“Doğru işlemeyen akıl, keskinmiş neye yarar.”
Vauvenargues
Çocukluğu anne babasının “akıllı ol!” tembihleriyle geçmişti. Anne babası onun yaptığı iyi şeylerden çok, hatalarını görüyordu. Ağızlarından sıklıkla, “Sen akıllı bir çocuksun, neden böyle bir hata yaptın?” sözleri dökülüyordu. Okula gittiğinde, durum pek değişmedi. Öğretmenleri, istedikleri şeyleri yapmadığında ona, “Bunu senden beklemiyordum, sen daha iyisini yapabilecek kadar akıllısın” diyorlardı.
Çocukluğu boyunca sürekli akıllı olmanın önemli bir şey olduğunu öğrendi. Akıl, sözbirliği etmişçesine herkesin yücelttiği bir değerdi. Belki başka her şey üzerinde spekülasyon yapılabilirdi, ama sıra akla gelince insanların, özellikle de öğretmenlerinin tahammül sınırı birden keskinleşiyordu.
“Akıllı olmak” ile “ahlâklı olmak” arasında bir ilişki olduğunu da kavramıştı. Akıllı insan hata yapmayan, dolayısıyla doğru dürüst işler yapan insandı. Doğru dürüst işleri ise, ancak ahlâklı insanlar yapardı. O halde ahlâk, ancak aklın üzerinde yükselebilecek bir değerdi.

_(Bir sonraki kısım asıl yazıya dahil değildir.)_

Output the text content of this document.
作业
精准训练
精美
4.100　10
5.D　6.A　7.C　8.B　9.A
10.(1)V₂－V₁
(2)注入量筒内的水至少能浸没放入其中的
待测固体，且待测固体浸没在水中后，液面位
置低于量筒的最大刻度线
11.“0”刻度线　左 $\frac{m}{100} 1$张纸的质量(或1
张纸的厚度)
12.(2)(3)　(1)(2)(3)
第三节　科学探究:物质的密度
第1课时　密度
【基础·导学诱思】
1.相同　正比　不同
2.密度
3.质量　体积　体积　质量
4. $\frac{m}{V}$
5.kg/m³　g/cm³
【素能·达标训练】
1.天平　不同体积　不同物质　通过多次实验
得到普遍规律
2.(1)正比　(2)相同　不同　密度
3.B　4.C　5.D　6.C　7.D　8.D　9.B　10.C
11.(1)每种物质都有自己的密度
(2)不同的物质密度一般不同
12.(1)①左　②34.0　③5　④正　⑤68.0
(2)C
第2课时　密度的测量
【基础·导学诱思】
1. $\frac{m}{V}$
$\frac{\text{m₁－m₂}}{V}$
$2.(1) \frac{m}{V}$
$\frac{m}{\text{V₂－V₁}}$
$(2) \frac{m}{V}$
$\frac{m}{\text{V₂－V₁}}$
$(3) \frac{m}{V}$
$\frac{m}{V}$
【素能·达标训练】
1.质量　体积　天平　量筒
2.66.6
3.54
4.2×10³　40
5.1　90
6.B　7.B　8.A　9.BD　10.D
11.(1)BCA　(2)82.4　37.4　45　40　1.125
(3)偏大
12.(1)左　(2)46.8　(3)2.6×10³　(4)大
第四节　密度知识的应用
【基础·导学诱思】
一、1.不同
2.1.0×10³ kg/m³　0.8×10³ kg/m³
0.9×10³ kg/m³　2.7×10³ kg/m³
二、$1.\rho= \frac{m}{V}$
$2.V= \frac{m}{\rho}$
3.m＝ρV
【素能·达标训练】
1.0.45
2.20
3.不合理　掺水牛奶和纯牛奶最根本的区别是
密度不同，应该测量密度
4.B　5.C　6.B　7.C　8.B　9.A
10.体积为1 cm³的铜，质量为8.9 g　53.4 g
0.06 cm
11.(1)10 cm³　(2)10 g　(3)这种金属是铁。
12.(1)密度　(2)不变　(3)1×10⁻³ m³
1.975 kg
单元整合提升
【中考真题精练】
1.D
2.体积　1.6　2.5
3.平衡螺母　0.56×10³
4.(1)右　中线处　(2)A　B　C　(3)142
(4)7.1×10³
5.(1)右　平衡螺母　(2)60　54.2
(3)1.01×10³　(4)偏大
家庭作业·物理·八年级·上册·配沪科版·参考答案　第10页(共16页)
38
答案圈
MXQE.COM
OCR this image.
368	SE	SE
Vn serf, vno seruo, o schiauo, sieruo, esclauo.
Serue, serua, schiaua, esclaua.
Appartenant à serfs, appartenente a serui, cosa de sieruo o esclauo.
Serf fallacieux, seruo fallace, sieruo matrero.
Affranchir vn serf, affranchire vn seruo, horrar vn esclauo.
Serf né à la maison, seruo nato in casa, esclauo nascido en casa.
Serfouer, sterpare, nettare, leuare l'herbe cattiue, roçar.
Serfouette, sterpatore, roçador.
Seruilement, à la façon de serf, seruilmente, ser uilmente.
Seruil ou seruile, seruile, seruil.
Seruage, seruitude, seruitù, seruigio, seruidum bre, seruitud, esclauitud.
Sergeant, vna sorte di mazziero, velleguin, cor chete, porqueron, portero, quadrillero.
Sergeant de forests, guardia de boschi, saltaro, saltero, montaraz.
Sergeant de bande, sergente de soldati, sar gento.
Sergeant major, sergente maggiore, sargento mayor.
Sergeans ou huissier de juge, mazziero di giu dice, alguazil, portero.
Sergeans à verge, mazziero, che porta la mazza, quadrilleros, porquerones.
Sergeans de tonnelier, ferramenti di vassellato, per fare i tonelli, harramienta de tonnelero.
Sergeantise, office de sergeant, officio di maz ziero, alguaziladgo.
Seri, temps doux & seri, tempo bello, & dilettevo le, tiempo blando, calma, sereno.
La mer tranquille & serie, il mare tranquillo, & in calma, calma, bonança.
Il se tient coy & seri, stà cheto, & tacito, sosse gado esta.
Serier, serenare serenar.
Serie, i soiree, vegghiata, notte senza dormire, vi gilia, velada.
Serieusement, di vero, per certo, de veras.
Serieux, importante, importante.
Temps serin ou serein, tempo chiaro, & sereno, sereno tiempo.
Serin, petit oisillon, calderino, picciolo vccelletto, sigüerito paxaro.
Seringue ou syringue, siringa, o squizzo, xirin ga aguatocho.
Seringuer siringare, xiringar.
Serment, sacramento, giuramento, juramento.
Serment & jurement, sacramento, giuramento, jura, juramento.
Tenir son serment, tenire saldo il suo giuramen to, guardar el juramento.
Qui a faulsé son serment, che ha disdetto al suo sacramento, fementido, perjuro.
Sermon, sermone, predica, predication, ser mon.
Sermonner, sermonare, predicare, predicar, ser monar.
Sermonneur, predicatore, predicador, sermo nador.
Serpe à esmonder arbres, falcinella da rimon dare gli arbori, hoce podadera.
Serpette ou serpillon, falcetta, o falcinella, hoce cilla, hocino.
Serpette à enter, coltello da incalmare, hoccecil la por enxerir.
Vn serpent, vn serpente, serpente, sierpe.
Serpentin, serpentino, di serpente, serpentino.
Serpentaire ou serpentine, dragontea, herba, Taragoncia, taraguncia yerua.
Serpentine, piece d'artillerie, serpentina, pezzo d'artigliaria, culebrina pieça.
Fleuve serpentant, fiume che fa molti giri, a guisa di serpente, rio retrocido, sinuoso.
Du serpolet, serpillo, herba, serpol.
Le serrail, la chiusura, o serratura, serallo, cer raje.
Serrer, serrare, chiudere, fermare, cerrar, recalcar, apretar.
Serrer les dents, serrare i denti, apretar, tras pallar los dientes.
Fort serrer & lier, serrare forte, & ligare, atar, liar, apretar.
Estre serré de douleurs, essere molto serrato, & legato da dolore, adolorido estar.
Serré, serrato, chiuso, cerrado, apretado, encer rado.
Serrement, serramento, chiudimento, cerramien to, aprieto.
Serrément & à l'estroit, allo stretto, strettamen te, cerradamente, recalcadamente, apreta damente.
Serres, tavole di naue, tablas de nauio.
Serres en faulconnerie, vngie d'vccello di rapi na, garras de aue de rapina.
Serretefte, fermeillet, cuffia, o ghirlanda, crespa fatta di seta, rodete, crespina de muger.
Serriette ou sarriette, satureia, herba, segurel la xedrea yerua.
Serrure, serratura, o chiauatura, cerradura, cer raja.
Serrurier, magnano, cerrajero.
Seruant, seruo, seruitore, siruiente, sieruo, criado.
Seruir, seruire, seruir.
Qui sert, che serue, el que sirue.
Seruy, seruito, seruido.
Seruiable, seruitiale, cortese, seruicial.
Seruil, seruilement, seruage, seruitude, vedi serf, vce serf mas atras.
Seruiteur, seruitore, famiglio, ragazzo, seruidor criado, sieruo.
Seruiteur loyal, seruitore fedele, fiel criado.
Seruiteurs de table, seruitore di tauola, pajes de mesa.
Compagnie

14–15 yaşına geldiğinde, hayatını bir inanç haline getirdiği “akılcılık” prensibine göre şekillendirmeye çoktan karar vermişti. Okulda öğrendiği, gazetede okuduğu, televizyonda belgesellerden seyrettiği, bilim adamlarından duyduğu, otoritelerden kaptığı… her bilgiyi hafızasına alacak, bunları aklında yorumlayacak ve ulaştığı sonuçları yaşadığı tüm olaylara tatbik edecekti. Hiçbir şeye teslim olmayacaktı. Böylece ahlâklı bir insanın yapması gereken şeyi yapmış olacaktı.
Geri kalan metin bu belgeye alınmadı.